昨日は、朝から先週抜いた親知らず跡の抜糸をしにN病院へ行った。抜糸はあっけない。三分で事足りる。たったそれだけのために一時間かけて病院へ行くのだ。

朝食を取っていなかったので抜歯後ひどくお腹が空き、外でご飯を食べることにした。カレー、和食、オムライス、いろいろ迷ったが結局ハンバーグを食べることにした。スマホで適当な店を探す。

昼食どきの洋食屋Mは賑わっていた。ハンバーグランチを頼む。カウンターで待つが、なかなか注文したものは来ない。来ない。来ない。やっと来る。

隣に母と娘らしき二人連れが座っていた。彼女らも長いこと待っていたが、待っているあいだ中娘らしき女性が自分の子どもの話をしていた。そして、ランチが届くと途端に話をやめ、結局そのまま食べ終えるまで彼女らは一言も交わさなかった。食べ終えるとまた普通に喋りだす。食事中は話をしないというルールのある家庭なのだろうか。

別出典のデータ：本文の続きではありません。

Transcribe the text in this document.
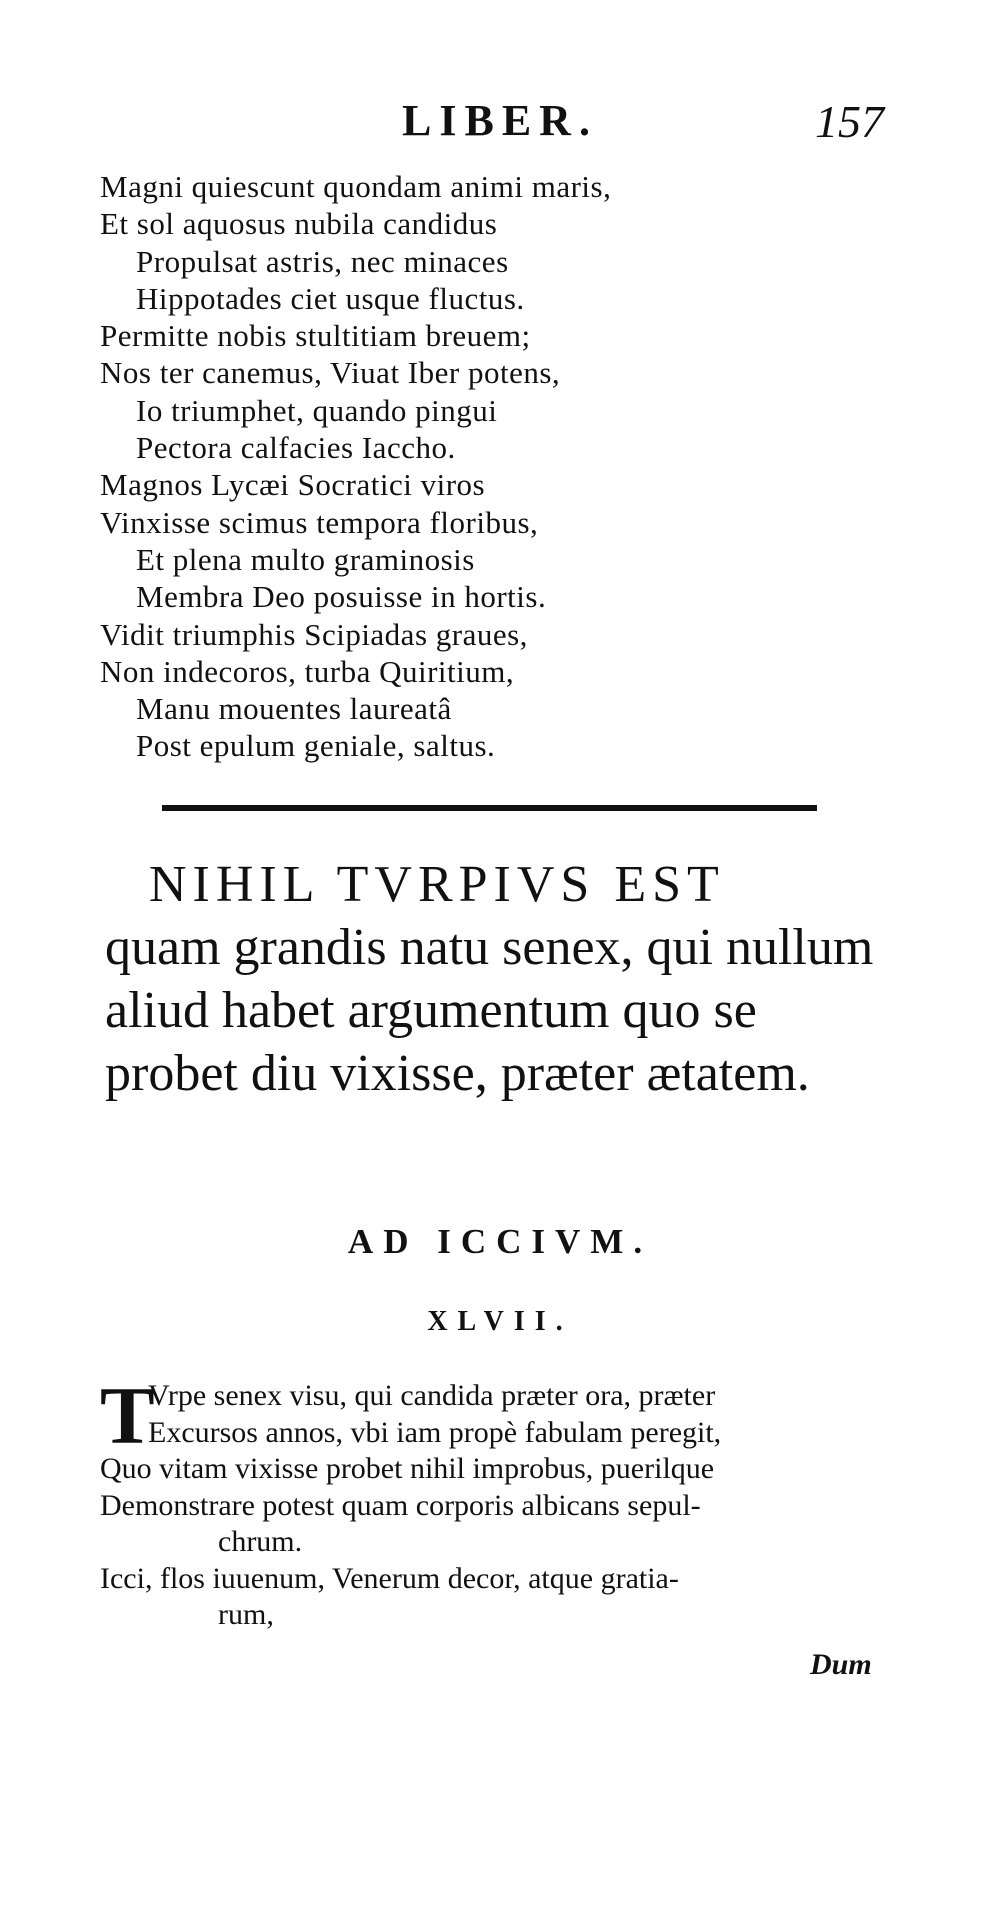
LIBER.	157
Magni quiescunt quondam animi maris,
Et sol aquosus nubila candidus
Propulsat astris, nec minaces
Hippotades ciet usque fluctus.
Permitte nobis stultitiam breuem;
Nos ter canemus, Viuat Iber potens,
Io triumphet, quando pingui
Pectora calfacies Iaccho.
Magnos Lycæi Socratici viros
Vinxisse scimus tempora floribus,
Et plena multo graminosis
Membra Deo posuisse in hortis.
Vidit triumphis Scipiadas graues,
Non indecoros, turba Quiritium,
Manu mouentes laureatâ
Post epulum geniale, saltus.
NIHIL TVRPIVS EST
quam grandis natu senex, qui nullum aliud habet argumentum quo se probet diu vixisse, præter ætatem.
AD ICCIVM.
XLVII.
T
Vrpe senex visu, qui candida præter ora, præter
Excursos annos, vbi iam propè fabulam peregit,
Quo vitam vixisse probet nihil improbus, puerilque
Demonstrare potest quam corporis albicans sepul-
chrum.
Icci, flos iuuenum, Venerum decor, atque gratia-
rum,
Dum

食後、D寺まで足を延ばす。特別開扉の観音様を拝んだ。堂内では母、娘、その息子であろう三人連れが僧による病気治癒の祈祷を受けていた。僧の声が冷たい堂内に響く。祈祷の終わるのを後ろの席に腰掛けて待ち、祈祷が終わってから彼らに続いて仏像を拝んだ。彼らが真剣に祈っている隣で、自分は鑑賞に来たのだと思うとなんとなく申し訳ない気がした。そのため自分も鑑賞というよりは祈るような気持ちで仏像と対面することになった。

D寺を後にし、スマホで見つけた狭い住宅街の中にあるパン屋へと歩いた。普段歩くことのない縁もゆかりもない土地を歩くのは不思議と楽しい。観光地でもなく、本当に偶然にしか歩くことのない土地。その土地にも人が住み、生活している。観光地では僕は観光客だったり旅行者だったりするが、そこではただの他所者である。